De son côté, le DARPA, le Département de recherche chargé d'élaborer les arsenaux de demain, a toujours frayé avec la réalité augmentée du combat. Apogée de cette dématérialisation de la guerre, les drones de l'US Air Force pullulent aujourd'hui dans les ciels afghans et pakistanais. Selon les dernières estimations, on en compterait plus de 6.000. Beaucoup d'entre eux sont pilotés par des soldats basés à... Creech, une base du Nevada, très loin du front.

Comme le montre ce reportage de CNN, les compétences requises se rapprochent énormément de celles d'un jeu de guerre. A cela rien d'étonnant, puisqu' l'arme des opérateurs de drones Predator ou Reaper est un joystick. En France? On recense moins de 100 avions sans pilote. C'est un peu le combat perdu d'avance d'une console nouvelle génération face à la Super Saturn de votre enfance.
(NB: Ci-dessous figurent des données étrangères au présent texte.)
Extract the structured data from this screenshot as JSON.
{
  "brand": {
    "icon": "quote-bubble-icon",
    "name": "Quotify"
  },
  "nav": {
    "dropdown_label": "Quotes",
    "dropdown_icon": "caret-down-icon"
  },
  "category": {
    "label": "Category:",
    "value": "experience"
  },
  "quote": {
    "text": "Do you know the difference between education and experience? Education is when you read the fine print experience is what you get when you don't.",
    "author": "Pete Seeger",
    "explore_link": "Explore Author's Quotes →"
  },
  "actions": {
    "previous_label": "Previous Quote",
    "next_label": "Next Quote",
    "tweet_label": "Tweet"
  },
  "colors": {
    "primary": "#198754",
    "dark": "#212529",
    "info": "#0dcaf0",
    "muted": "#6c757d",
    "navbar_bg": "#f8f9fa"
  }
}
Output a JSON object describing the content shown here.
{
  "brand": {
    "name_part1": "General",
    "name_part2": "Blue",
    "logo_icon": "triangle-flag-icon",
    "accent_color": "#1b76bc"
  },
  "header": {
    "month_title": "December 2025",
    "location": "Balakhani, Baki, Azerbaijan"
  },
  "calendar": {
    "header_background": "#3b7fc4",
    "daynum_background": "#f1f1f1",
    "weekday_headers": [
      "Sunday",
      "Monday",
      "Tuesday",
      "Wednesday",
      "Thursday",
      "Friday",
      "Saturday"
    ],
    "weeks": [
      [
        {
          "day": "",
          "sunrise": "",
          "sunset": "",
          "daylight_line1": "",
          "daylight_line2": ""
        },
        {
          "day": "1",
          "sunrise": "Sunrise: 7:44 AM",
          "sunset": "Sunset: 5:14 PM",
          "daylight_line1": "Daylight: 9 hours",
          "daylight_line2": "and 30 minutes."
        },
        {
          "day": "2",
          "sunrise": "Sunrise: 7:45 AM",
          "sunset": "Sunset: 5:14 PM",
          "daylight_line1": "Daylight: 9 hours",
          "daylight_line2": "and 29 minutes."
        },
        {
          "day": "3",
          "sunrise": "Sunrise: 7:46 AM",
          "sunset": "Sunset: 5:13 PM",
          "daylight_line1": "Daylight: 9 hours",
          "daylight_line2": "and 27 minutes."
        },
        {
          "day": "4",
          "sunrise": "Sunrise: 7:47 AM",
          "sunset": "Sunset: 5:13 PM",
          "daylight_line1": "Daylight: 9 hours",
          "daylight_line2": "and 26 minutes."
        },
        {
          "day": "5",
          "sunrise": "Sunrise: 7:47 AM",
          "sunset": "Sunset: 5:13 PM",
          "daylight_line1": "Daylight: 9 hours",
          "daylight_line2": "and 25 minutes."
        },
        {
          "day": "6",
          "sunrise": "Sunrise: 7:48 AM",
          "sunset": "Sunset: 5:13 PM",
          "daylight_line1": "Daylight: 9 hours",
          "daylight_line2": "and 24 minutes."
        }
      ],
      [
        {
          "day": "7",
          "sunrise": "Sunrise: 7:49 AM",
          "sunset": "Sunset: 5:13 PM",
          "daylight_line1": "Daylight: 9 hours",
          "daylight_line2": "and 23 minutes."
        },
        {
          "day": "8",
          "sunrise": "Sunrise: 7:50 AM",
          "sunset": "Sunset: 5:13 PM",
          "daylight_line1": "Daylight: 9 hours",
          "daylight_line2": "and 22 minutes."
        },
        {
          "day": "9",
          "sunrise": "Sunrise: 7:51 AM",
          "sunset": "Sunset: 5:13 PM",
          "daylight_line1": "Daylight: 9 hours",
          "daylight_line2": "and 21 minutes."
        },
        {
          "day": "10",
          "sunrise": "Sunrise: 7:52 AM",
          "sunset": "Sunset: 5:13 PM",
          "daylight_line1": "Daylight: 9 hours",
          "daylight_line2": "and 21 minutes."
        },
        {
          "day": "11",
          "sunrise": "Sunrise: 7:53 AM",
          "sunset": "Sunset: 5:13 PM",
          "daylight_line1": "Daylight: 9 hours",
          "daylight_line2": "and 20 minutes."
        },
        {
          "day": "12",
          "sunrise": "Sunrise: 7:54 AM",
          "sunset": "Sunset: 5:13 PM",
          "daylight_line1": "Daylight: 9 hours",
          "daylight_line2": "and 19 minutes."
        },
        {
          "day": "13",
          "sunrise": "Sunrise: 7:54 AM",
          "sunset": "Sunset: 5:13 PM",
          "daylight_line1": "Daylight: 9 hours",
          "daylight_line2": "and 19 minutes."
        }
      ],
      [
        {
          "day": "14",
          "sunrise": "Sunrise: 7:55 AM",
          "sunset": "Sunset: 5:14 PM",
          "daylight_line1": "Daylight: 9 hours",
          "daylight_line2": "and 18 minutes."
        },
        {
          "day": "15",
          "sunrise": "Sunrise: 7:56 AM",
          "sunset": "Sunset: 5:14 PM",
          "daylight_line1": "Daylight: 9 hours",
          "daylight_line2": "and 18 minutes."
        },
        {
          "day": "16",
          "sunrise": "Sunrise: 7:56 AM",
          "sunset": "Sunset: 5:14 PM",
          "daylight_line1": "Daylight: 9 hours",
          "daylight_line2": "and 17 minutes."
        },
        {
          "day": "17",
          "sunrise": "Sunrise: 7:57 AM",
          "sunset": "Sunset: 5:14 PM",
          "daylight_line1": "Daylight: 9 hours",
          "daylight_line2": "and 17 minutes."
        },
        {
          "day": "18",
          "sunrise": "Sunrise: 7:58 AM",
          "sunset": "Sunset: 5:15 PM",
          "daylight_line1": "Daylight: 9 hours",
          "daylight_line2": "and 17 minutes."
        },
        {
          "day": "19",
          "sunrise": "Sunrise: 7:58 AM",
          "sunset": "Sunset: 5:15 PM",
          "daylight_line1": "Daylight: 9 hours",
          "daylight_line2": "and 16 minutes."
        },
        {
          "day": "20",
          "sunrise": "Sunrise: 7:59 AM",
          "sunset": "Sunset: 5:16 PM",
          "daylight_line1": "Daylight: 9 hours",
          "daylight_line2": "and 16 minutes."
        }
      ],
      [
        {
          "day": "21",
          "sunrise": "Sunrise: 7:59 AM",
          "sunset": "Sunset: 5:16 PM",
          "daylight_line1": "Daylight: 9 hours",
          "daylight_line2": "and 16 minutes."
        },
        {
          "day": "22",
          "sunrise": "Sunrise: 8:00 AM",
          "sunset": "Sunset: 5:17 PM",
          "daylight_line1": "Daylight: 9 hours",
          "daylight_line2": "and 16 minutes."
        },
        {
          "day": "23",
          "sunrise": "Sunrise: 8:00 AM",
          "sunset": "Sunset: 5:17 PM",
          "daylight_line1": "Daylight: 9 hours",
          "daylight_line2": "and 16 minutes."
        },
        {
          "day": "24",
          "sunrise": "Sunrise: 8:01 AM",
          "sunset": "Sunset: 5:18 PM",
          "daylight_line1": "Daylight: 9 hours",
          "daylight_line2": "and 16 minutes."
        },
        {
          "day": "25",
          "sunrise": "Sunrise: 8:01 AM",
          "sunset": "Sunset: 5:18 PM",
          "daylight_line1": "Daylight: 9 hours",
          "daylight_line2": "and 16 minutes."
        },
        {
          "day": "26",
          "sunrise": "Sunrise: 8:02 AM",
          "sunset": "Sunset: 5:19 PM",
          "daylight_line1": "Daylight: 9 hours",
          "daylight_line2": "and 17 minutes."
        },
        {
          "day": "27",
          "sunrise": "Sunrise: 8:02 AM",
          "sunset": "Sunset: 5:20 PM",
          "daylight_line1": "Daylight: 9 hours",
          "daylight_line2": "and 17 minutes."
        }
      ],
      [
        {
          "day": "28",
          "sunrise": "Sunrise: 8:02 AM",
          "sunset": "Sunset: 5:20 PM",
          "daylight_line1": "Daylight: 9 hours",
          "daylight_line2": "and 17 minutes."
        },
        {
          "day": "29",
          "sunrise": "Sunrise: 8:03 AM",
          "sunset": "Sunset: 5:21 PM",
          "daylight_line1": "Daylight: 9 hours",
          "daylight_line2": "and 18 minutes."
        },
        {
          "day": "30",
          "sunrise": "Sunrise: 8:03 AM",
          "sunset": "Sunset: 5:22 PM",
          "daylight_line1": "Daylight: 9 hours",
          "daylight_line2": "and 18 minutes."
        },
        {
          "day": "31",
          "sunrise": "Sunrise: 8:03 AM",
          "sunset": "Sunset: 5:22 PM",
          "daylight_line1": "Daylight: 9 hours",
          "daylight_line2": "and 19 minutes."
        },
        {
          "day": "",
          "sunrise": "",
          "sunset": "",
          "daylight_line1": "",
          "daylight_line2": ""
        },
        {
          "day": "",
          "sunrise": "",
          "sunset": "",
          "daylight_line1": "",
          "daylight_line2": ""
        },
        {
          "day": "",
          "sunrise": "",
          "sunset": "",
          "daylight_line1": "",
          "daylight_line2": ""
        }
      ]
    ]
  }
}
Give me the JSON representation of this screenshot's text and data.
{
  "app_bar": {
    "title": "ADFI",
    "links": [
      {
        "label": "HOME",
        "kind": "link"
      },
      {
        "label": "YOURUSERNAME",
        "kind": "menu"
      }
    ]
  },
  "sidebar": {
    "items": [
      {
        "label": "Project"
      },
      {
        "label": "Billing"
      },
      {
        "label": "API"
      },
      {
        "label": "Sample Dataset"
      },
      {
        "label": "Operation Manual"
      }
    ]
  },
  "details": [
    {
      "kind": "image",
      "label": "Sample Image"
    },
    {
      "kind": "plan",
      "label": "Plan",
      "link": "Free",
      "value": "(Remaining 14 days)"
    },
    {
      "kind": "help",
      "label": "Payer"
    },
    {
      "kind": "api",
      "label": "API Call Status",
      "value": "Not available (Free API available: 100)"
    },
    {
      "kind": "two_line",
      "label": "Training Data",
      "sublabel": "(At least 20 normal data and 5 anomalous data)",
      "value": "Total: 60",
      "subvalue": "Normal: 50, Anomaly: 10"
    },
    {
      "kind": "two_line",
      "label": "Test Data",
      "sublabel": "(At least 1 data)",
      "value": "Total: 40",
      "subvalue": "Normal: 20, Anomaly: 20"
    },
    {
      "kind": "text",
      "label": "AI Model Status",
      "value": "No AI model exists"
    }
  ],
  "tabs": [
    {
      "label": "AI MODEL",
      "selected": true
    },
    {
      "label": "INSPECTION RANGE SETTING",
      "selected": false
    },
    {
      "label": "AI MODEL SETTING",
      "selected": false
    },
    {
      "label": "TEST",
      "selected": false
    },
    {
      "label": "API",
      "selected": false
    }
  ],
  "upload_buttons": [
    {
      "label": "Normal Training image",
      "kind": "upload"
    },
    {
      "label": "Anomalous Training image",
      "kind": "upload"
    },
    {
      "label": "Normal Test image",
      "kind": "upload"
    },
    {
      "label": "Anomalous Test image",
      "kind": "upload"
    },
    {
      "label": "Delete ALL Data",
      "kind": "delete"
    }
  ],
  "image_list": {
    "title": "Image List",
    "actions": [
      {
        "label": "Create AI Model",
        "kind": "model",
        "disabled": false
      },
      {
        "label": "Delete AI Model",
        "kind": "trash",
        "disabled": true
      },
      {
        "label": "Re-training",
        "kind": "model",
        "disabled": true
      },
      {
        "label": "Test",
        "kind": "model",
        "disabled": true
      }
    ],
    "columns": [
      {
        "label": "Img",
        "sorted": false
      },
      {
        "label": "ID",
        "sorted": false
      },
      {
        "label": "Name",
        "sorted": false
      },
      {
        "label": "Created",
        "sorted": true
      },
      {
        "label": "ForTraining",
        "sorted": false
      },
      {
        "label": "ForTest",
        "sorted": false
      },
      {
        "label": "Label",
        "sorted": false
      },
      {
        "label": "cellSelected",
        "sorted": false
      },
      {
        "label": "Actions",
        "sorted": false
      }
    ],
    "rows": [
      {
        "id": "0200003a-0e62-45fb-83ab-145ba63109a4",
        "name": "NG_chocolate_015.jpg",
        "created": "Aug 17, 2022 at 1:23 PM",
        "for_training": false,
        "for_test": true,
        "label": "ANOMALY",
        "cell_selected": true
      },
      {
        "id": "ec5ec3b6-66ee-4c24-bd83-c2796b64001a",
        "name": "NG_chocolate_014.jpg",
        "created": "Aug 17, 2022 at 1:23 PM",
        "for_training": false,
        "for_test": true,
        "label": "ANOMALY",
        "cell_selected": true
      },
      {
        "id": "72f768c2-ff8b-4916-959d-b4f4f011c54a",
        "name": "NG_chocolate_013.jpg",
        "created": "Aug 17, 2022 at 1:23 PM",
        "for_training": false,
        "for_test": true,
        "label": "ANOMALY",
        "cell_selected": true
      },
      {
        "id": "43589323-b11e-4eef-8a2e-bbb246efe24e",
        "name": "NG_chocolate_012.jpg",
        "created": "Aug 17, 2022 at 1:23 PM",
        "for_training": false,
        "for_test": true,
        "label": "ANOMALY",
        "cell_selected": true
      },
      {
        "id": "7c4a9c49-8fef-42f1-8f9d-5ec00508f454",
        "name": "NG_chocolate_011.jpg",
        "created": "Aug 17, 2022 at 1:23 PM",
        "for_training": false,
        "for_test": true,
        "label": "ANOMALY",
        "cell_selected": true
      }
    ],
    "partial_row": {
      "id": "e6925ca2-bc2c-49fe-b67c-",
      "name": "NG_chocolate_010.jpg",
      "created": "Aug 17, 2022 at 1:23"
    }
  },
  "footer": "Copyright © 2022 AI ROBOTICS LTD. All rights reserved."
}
L'armée me recruterait-elle?

Il y a quelques mois, les multirécidivistes d'Action Discrète avaient endossé le costume de joueurs compulsifs, candidats à l'uniforme. En caméra cachée, ils avaient tenté de convaincre les officiers de recrutement, mettant en avant leurs pouvoirs surhumains à World of Warcraft. Le résultat, hilarant, risque de truster les zappings de fin d'année pour un moment:

Armé de ma détermination et de bonnes capacités à Counter-Strike acquises lors de soirées en réseau pendant l'adolescence, j'ai poussé la porte du Cirfa de Paris, le centre d'information et de recrutement des forces armées. Sans grossir le trait (je ne traverse pas encore les murs), j'ai prétendu que j'étais étudiant en informatique, fin connaisseur des jeux de guerre. Benoîtement, j'ai demandé si ces compétences pouvaient être utiles. La réponse ne s'est pas fait attendre, dans le plus pur style militaire: «Ah non, monsieur, les jeux vidéo, c'est pas la vraie vie.» On ne sait jamais, il vaut mieux le dire. Avant d'avoir pu remplir le moindre document, j'ai tourné les talons, comme un vrai déserteur. Je n'avais pas encore passé la porte que les quolibets pleuvaient déjà. «Je commence à en avoir marre de ces petits mecs complètement déconnectés de la réalité», entendais-je en tendant l'oreille.

A la Dicod, le service d'information de l'armée, même ambiance. On manie le sujet des jeux vidéo avec précaution. «L'état-major estime qu'il a déjà suffisamment communiqué à ce sujet, explique le capitaine Raphël Pouyadou. Nous n'avons pas vraiment de spécialiste de la question, mais je vais essayer de vous trouver quelqu'un. Tout ce que je peux vous dire, c'est que l'armée française n'utilise pas les jeux vidéo, ni dans le recrutement, ni dans la formation, ni sur le plan opérationnel.» Game over.